The native range is uncertain; apparently, it is native of tropical America, and perhaps to the southwestern United States. Jimsonweed was introduced and has become naturalized in much of the United States. It has been introduced and now occurs in tropical and warm-temperate regions globally.
Status
Nonnative, naturalized plant, often considered a weed. Toxic if eaten. Can cause skin irritation when handled.
Taxonomy: botanists have been rearranging and renaming the various species in this genus, using DNA analysis.
Human Connections
Like most members of the nightshade family, common jimsonweed is poisonous, causing hallucinations and death. The seeds are particularly toxic. Although jimsonweed and its relatives have a long history as medicinal plants, with many varied uses, even just a slight overdose can kill a person.
Jimsonweed is a troublesome weed of crop fields, and livestock can be poisoned by it.
Handling the plant can cause skin irritation in some people.
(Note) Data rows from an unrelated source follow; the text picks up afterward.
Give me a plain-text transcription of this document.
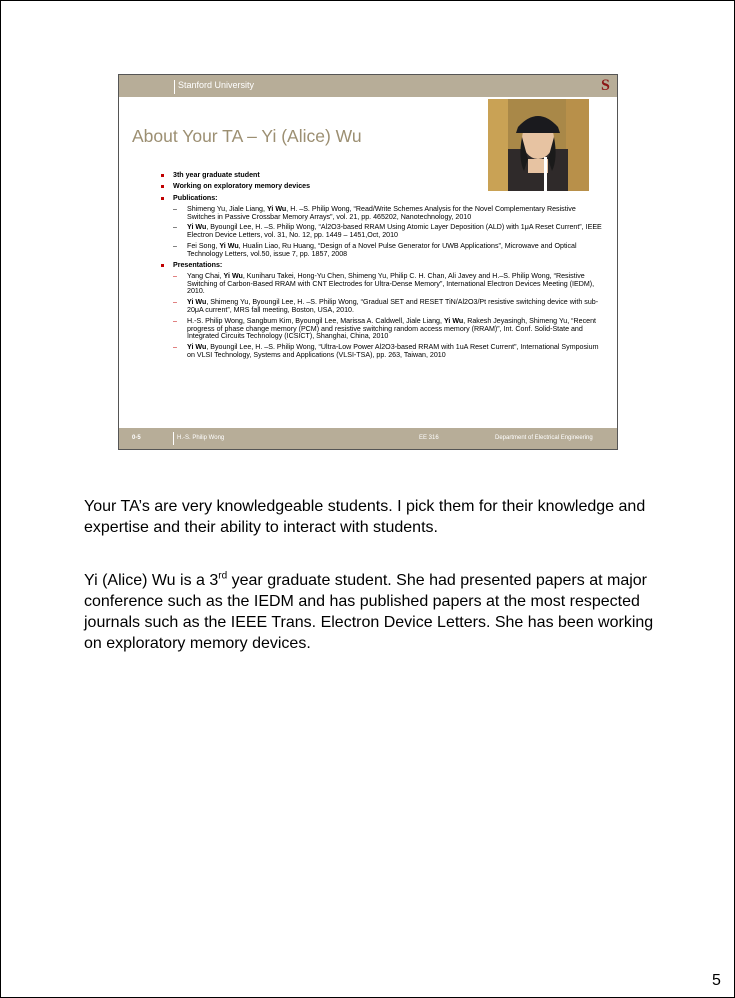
Stanford University	S
About Your TA – Yi (Alice) Wu
3th year graduate student
Working on exploratory memory devices
Publications:
– Shimeng Yu, Jiale Liang, Yi Wu, H. –S. Philip Wong, “Read/Write Schemes Analysis for the Novel Complementary Resistive Switches in Passive Crossbar Memory Arrays”, vol. 21, pp. 465202, Nanotechnology, 2010
– Yi Wu, Byoungil Lee, H. –S. Philip Wong, “Al2O3-based RRAM Using Atomic Layer Deposition (ALD) with 1μA Reset Current”, IEEE Electron Device Letters, vol. 31, No. 12, pp. 1449 – 1451,Oct, 2010
– Fei Song, Yi Wu, Hualin Liao, Ru Huang, “Design of a Novel Pulse Generator for UWB Applications”, Microwave and Optical Technology Letters, vol.50, issue 7, pp. 1857, 2008
Presentations:
– Yang Chai, Yi Wu, Kuniharu Takei, Hong-Yu Chen, Shimeng Yu, Philip C. H. Chan, Ali Javey and H.–S. Philip Wong, “Resistive Switching of Carbon-Based RRAM with CNT Electrodes for Ultra-Dense Memory”, International Electron Devices Meeting (IEDM), 2010.
– Yi Wu, Shimeng Yu, Byoungil Lee, H. –S. Philip Wong, “Gradual SET and RESET TiN/Al2O3/Pt resistive switching device with sub-20μA current”, MRS fall meeting, Boston, USA, 2010.
– H.-S. Philip Wong, Sangbum Kim, Byoungil Lee, Marissa A. Caldwell, Jiale Liang, Yi Wu, Rakesh Jeyasingh, Shimeng Yu, “Recent progress of phase change memory (PCM) and resistive switching random access memory (RRAM)”, Int. Conf. Solid-State and Integrated Circuits Technology (ICSICT), Shanghai, China, 2010
– Yi Wu, Byoungil Lee, H. –S. Philip Wong, “Ultra-Low Power Al2O3-based RRAM with 1uA Reset Current”, International Symposium on VLSI Technology, Systems and Applications (VLSI-TSA), pp. 263, Taiwan, 2010
0-5	H.-S. Philip Wong	EE 316	Department of Electrical Engineering

Your TA’s are very knowledgeable students. I pick them for their knowledge and expertise and their ability to interact with students.

Yi (Alice) Wu is a 3rd year graduate student. She had presented papers at major conference such as the IEDM and has published papers at the most respected journals such as the IEEE Trans. Electron Device Letters. She has been working on exploratory memory devices.

5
There have been documented instances where jimsonweed leaves were inadvertently included with spinach harvests, causing illness in the people who had consumed them.
The genus name, Datura (pronounced dah-TOO-rah), is from Hindi and ultimately Sanskrit origins; it means "white thorn-apple." The common name "jimsonweed" is derived from the name "Jamestown weed." In the late 1600s, English soldiers in Jamestown, Virginia, ate the leaves and were reportedly insane for a week and a half after that.
Despite their toxicity, these large, fragrant, night-blooming flowers are lovely, and several species are cultivated as garden specimens.
In the 1930s, modernist artist Georgia O'Keeffe painted several famous, huge, close-up portraits of jimsonweeds. These were plants that grew near her home in New Mexico and were of a different species than Missouri's. Today, her Jimson Weed paintings are valued at tens of millions of dollars.
Several species of Datura occur in North America, particularly in the southwest. You might have seen them if you visited the Grand Canyon, where bats pollinate them by moonlight. A close relative, a tropical woody plant with large, orange, fragrant, downward-facing flowers, called "angel's trumpet" (genus Brugmansia), is often grown as a potted plant.
Ecosystem Connections
Sphinx, or hawk moths visit the goblet-shaped flowers, which open around midnight and close by early morning. Hummingbirds visit the flowers, too. Apparently, most flowers of this species are self-pollinating, however.
Although toxic to mammals, the plant is eaten by several types of insects, notably tomato hornworm and Carolina sphinx moth (tobacco hornworm) caterpillars, which eat various members of the potato/nightshade family. The toxins in the plant's tissues generally function as a defense against herbivory. However, some insects have evolved to eat these toxic plants; by doing so, the insects become toxic themselves, therefore protected from their own predators. As winged adults, these hornworms (sphinx or hawk moths) are quite likely to visit the flowers of these same plants.
Some types of bats drink nectar from and pollinate Datura species, especially in the U.S. southwest.